Spaniards are drinkers of coffee, not tea, but in the ancient land of the Moors you can find teterías, Moroccan-style tea houses bedecked in tilework, ottoman cushions and rugs. They are more a commercial conceit than a vestige of culture, but are nevertheless mini Meccas for the deprived tea lover.
When I learned about the Salon de Té Al-Zahra in Ronda, which offers over a hundred different teas, I made a beeline. A darkened series of low-ceilinged rooms with red walls, the décor was cozy but the air was smoky and hot. There’s no ventilation in these deep old buildings, and non-smoking establishments are a very non-European idea (though France is apparently catching on). Since recovering from this flu, if I spend the evening in a smoky restaurant – which is inevitable in Spain if you want to eat – I spend the night coughing myself to sleep.
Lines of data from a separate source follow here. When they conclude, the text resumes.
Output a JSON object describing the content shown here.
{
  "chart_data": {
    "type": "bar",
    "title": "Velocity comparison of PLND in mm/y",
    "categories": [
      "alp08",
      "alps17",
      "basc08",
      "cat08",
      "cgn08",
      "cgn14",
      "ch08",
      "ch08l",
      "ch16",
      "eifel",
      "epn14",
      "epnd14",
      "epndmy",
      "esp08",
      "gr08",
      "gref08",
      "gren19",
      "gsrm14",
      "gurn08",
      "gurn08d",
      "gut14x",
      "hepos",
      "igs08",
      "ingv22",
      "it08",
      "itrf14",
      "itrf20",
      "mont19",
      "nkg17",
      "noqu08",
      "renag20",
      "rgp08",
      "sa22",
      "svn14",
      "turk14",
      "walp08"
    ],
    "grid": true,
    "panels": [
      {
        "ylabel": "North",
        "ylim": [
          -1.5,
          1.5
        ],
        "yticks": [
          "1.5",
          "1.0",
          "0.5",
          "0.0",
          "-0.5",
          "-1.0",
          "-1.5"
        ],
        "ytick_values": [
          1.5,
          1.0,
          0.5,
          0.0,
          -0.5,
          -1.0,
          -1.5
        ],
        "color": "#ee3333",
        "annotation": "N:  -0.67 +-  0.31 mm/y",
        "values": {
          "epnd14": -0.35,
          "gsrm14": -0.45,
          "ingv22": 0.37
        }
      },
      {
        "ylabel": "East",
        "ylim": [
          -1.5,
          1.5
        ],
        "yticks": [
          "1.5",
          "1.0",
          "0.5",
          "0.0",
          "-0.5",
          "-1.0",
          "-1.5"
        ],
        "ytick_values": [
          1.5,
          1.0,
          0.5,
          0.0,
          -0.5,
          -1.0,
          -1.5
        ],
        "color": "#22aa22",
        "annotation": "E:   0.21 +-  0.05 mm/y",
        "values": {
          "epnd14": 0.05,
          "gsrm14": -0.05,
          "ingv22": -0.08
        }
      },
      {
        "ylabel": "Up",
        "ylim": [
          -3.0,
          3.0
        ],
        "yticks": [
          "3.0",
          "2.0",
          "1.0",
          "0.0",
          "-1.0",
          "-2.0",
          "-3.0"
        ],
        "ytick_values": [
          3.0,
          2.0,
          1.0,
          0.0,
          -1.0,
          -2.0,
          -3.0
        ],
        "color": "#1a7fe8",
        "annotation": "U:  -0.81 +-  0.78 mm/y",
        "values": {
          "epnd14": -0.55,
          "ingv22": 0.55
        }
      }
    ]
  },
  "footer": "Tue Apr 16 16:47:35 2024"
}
But after two weeks of abstinence, I’ll do anything for a decent pot of tea.
In Jerez de la Frontera, the Tetería La Jaima has very high ceilings and is much better ventilated. Even the hookahs they have on the menu are barely noticeable. The teapots come in three sizes, and I ordered a grande, which typically serves four or five people. The waitress double-checked, thinking my Spanish must be bad.
“Grande? Por uno solo? Es mucho mucho.”
“Si,” I smiled.
It was served in a decorative brass teapot and filled my glass a dozen times.
Unpredictably, the most pleasant tea house I’ve found in Europe is in the medieval Bohemian town of Cesky Krumlov in the Czech Republic. After seating yourself under a large tree in the garden, the bearded waiter in flowing pantaloons brings a hundred-kind menu of black, green and white teas, with milk or lemon, spiced with cinnamon, anise, roses, or even chocolate, and a little brass bell. You while away the day in the shade of the tree, and whenever you want another pot of tea, you just ring the bell.